Antidiskriminierungsgesetz in Baden-Württemberg: Das Dilemma des Innenministers

Ein Antidiskriminierungsgesetz steht in Baden-Württemberg im Koalitionsvertrag. Nach Willen der Koalitionäre soll dieses Projekt schnell angegangen werden. Die CDU verspricht nun, wie die taz schreibt, es werde nicht so schlimm wie in Berlin.

Quelle: Antidiskriminierungsgesetz in BaWü: Kein Gesetz Berliner Art – taz.de

Das ist ein doppeltes Dilemma, in das sich der Innenminister Thomas Strobl von der CDU hier mannövriert hat:

Zum Einen ist ihm daran gelegen, sich wieder mit den Polizeigewerkschaften gut zu stellen, zumal erst in den vergangenen Tagen die DPolG hier mit harten Bandagen aufgetreten war und von einem Vertrauensverlust sprach, der nur schwer zu kitten sei.

Auf der anderen Seite hat sich das Berliner LADG durchaus zu einem Erfolgsmodell gemausert. Ich hatte hierzu bereits etwas aufgeschrieben.

Es rächt sich nun, dass die CDU im vergangenen Jahr auf den populistischen Zug der Gewerkschaften aufgesprungen war und deren Erzählung vom Generalverdacht und der Beweislastumkehr kritiklos übernommen hatte. Beides ist erwiesenermaßen falsch. Das Gesetz verfolgt weder einen Generalverdacht gegen die Polizei noch wurde hier erstmals und neu eine Beweislastumkehr zu Lasten der Polizei eingeführt. Ich hatte das seinerzeit für PolizeiGrün in einem längeren Text ausführlich dargelegt und begründet.
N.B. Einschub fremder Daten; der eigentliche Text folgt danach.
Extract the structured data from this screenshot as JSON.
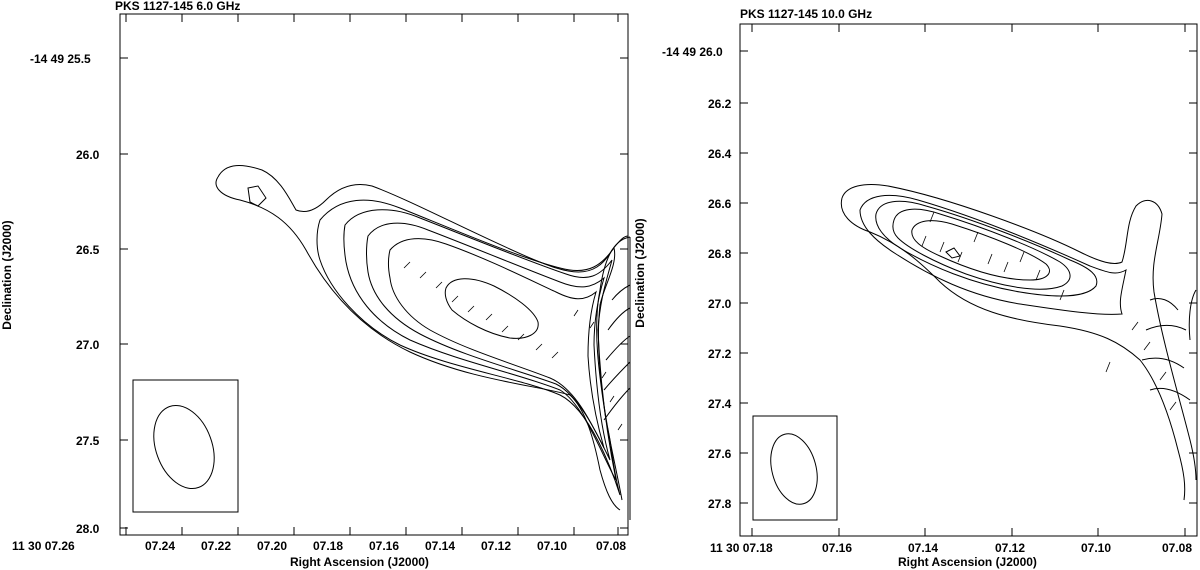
{
  "chart_data": [
    {
      "type": "contour",
      "title": "PKS 1127-145  6.0 GHz",
      "xlabel": "Right Ascension (J2000)",
      "ylabel": "Declination (J2000)",
      "x_ticks": [
        "11 30 07.26",
        "07.24",
        "07.22",
        "07.20",
        "07.18",
        "07.16",
        "07.14",
        "07.12",
        "07.10",
        "07.08"
      ],
      "y_ticks": [
        "-14 49 25.5",
        "26.0",
        "26.5",
        "27.0",
        "27.5",
        "28.0"
      ],
      "contour_levels": 7,
      "beam_box": true
    },
    {
      "type": "contour",
      "title": "PKS 1127-145  10.0 GHz",
      "xlabel": "Right Ascension (J2000)",
      "ylabel": "Declination (J2000)",
      "x_ticks": [
        "11 30 07.18",
        "07.16",
        "07.14",
        "07.12",
        "07.10",
        "07.08"
      ],
      "y_ticks": [
        "-14 49 26.0",
        "26.2",
        "26.4",
        "26.6",
        "26.8",
        "27.0",
        "27.2",
        "27.4",
        "27.6",
        "27.8"
      ],
      "contour_levels": 6,
      "beam_box": true
    }
  ]
}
Ein Blick in die Gesetzesmaterialien und eine nähere Befassung mit den Hintergründen hätte damals schon gut getan. Jetzt ist es schwierig, aus dieser Nummer wieder rauszukommen, etwas gleiches, was sichtlich Erfolg zeitigt, auf den Weg zu bringen – und gleichzeitig sich vom Erfolgsmodell nachhaltig zu distanzieren.

Um was geht es? Baden-Württemberg soll ein Gesetz bekommen, mit dem Diskriminierung durch den Staat und seine Organe geächtet wird und Opfer die Möglichkeit erhalten, hier Rechtsschutz zu erlangen. Weil die Kräfte zwischen Staat und Bürger:innen ungleich zu Lasten letzterer verteilt sind, empfiehlt es sich Beweiserleichterungen, wie man sie aus dem Zivilprozess beispielsweise bei einstweiligen Anordnungen und einstweiligen Verfügungen kennt, für diese Fälle einzuführen.
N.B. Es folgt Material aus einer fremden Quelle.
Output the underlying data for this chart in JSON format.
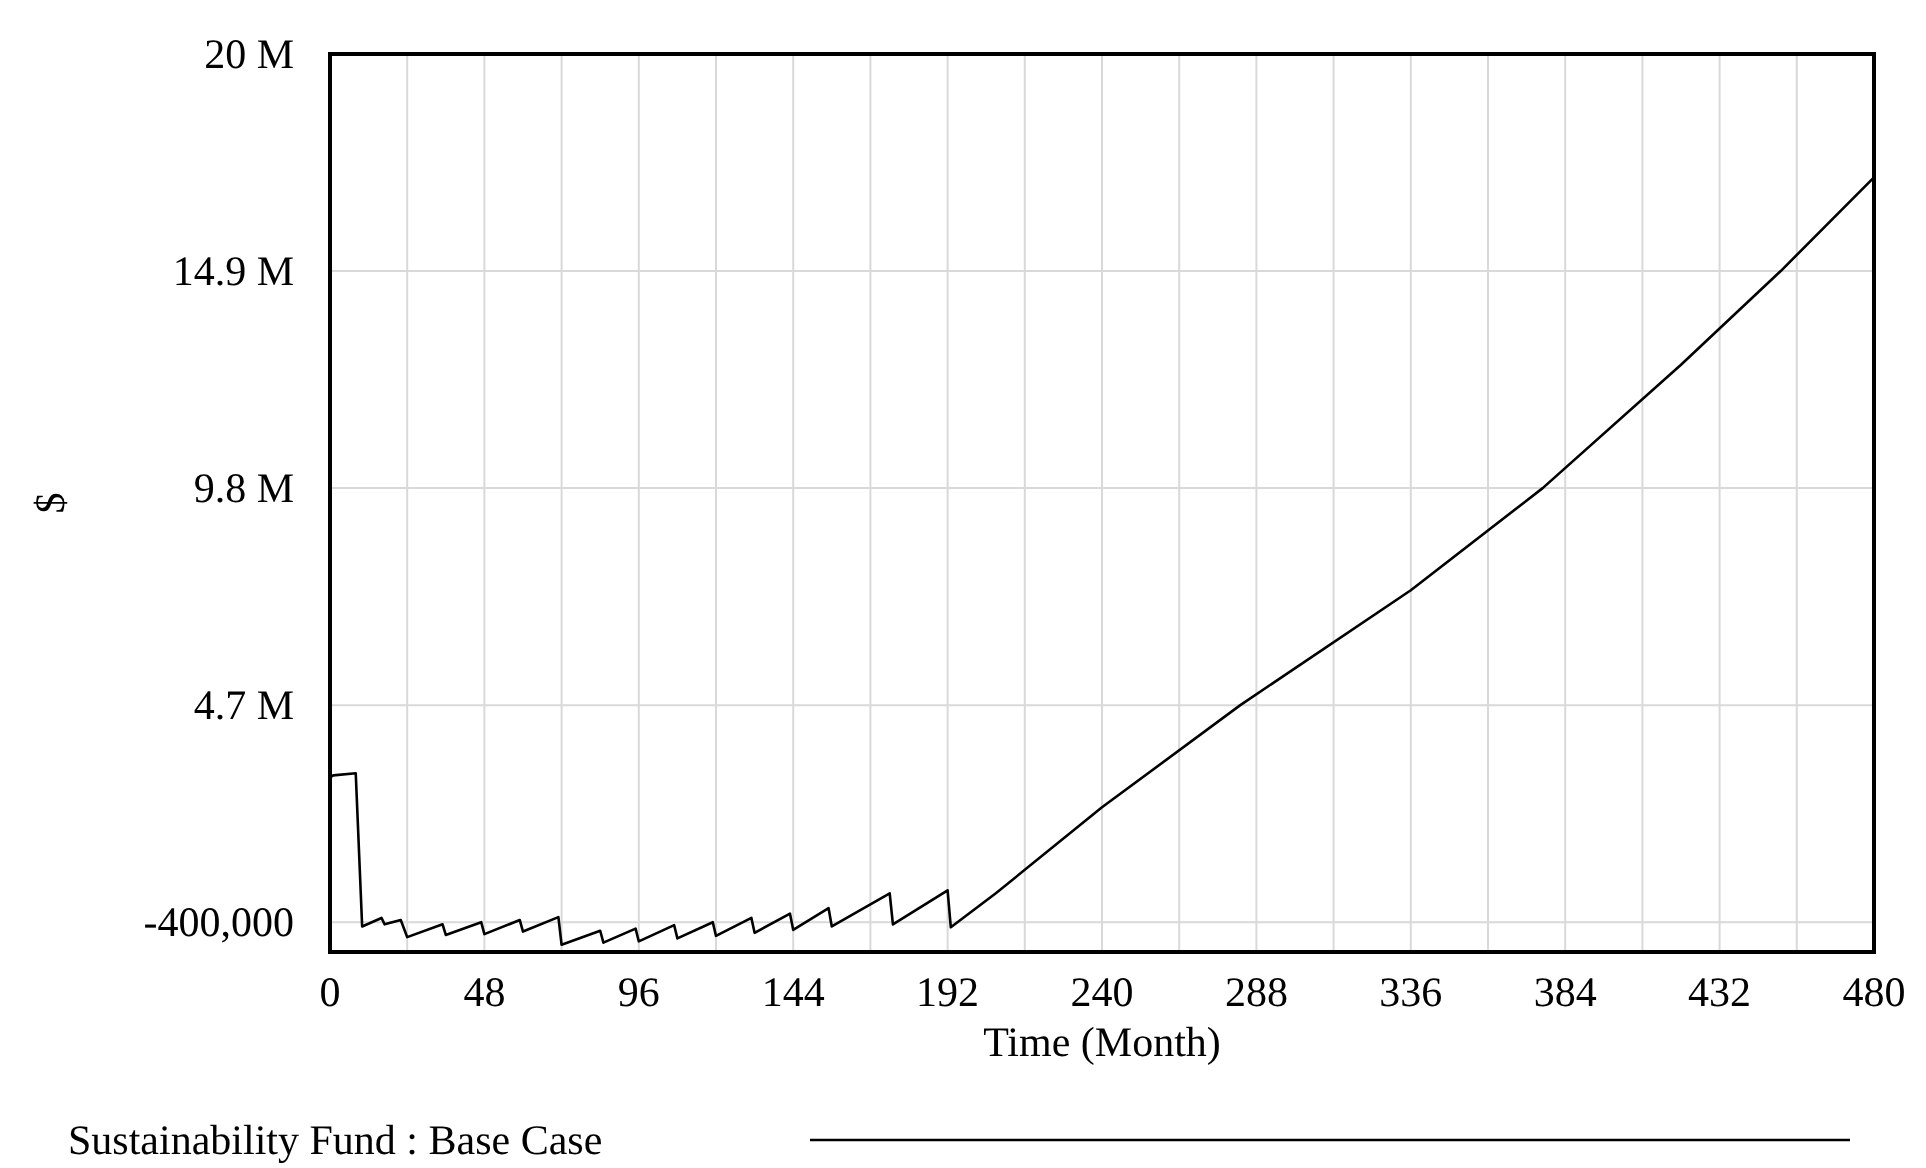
{
  "chart_data": {
    "type": "line",
    "xlabel": "Time (Month)",
    "ylabel": "$",
    "xlim": [
      0,
      480
    ],
    "ylim": [
      -1100000,
      20000000
    ],
    "xticks": [
      0,
      {
        "value": 24,
        "label": null
      },
      48,
      {
        "value": 72,
        "label": null
      },
      96,
      {
        "value": 120,
        "label": null
      },
      144,
      {
        "value": 168,
        "label": null
      },
      192,
      {
        "value": 216,
        "label": null
      },
      240,
      {
        "value": 264,
        "label": null
      },
      288,
      {
        "value": 312,
        "label": null
      },
      336,
      {
        "value": 360,
        "label": null
      },
      384,
      {
        "value": 408,
        "label": null
      },
      432,
      {
        "value": 456,
        "label": null
      },
      480
    ],
    "yticks": [
      {
        "value": -400000,
        "label": "-400,000"
      },
      {
        "value": 4700000,
        "label": "4.7 M"
      },
      {
        "value": 9800000,
        "label": "9.8 M"
      },
      {
        "value": 14900000,
        "label": "14.9 M"
      },
      {
        "value": 20000000,
        "label": "20 M"
      }
    ],
    "grid": true,
    "legend": "bottom",
    "line_style": "solid",
    "marker": "none",
    "series": [
      {
        "name": "Sustainability Fund : Base Case",
        "color": "#000000",
        "x": [
          0,
          0,
          1,
          8,
          10,
          16,
          17,
          22,
          24,
          35,
          36,
          47,
          48,
          59,
          60,
          71,
          72,
          84,
          85,
          95,
          96,
          107,
          108,
          119,
          120,
          131,
          132,
          143,
          144,
          155,
          156,
          174,
          175,
          192,
          193,
          207,
          240,
          283,
          336,
          377,
          420,
          451,
          480
        ],
        "values": [
          1160000,
          3000000,
          3050000,
          3100000,
          -500000,
          -300000,
          -450000,
          -350000,
          -750000,
          -450000,
          -700000,
          -400000,
          -680000,
          -350000,
          -620000,
          -280000,
          -930000,
          -600000,
          -880000,
          -550000,
          -850000,
          -470000,
          -780000,
          -400000,
          -720000,
          -300000,
          -650000,
          -200000,
          -580000,
          -70000,
          -500000,
          280000,
          -450000,
          350000,
          -520000,
          280000,
          2300000,
          4700000,
          7400000,
          9800000,
          12700000,
          14900000,
          17100000
        ]
      }
    ]
  }
}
Um die Gunst der Polizeigewerkschaften zu buhlen – was die DPolG der CDU in abenteuerlicher sexistischer und menschenverachtender Weise in Bezug auf den Koalitionsvertrag nachgesagt hatte – dürfte kein Erfolgsmodell sein.

Vielmehr sollte die Gunst der Stunde genutzt werden und eine breite öffentliche Debatte über das Gesetzesvorhaben in Gang gebracht werden. In den Anhörungen könnte Platz sein, mit den benannten und kommunizierten Vorurteilen aufzuräumen. Gleiches gilt für eine breit angelegte Debatte – nicht nur mit den Polizist:innen, sondern mit allen Beamt:innen und Tarifbeschäftigten der öffentlichen Hand.
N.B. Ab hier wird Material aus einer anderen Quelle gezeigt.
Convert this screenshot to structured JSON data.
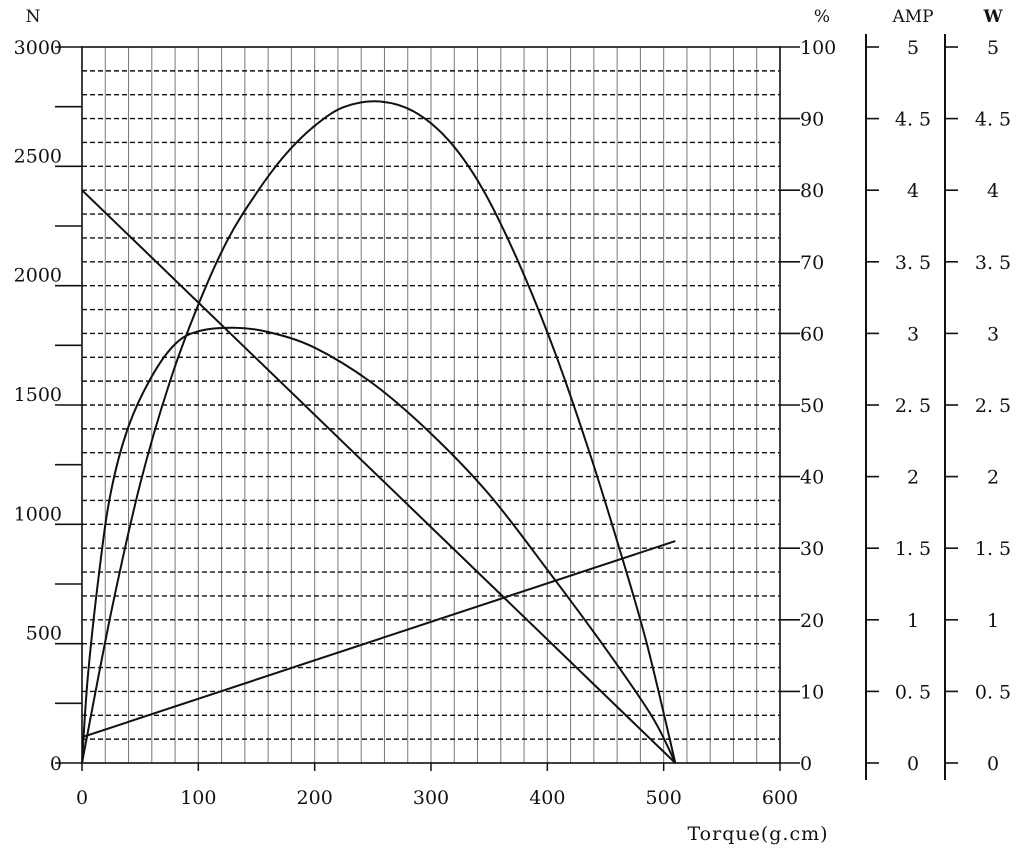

Weil Baden-Württemberg ein Flächenstaat ist und die Kommunen und Landkreise eine wichtige und zentrale Aufgabe in der öffentlichen Verwaltung einnehmen, gilt es, mit allen Betroffenen offen und konstruktiv zu kommunizieren.

Die Ängste von der Beweislastumkehr und des Generalverdachts kommen ja nicht von ungefähr: Soweit hier dienstrechtliche Themen berührt sind, gehört es zur Aufklärung und Diskussion darüber. Da dürfen keine Fragen mehr offen bleiben. Ob und inwieweit diese Fragen auch für andere Themenstellungen mit instrumentalisiert werden könnten, bleibt abzuwarten.

In Berlin 2020 konnte man auf den letzten Metern des Gesetzgebungsprozesses sehen, dass die Akteuere im Abgeordnetenhaus und im Senat offenbar von der Wucht des Gegenwindes überrascht wurden. Es war ein passendes Thema zu den Personalratswahlen – und ein gefundenes Fressen für konservative Politiker:innen, hier dem rot-rot-grünen Senat in Berlin zu zeigen, was eine Harke ist. Die damals ausgesprochenen Drohungen von Innenpolitikern aus anderen Ländern, keine Beamten mehr nach Berlin zu entsenden, sollte Eindruck machen: Substanz hatten diese Drohungen keine. Gleiches gilt für die offenen Briefe, wie sie beispielsweise die GdP-Funktionäre verschickt hatten.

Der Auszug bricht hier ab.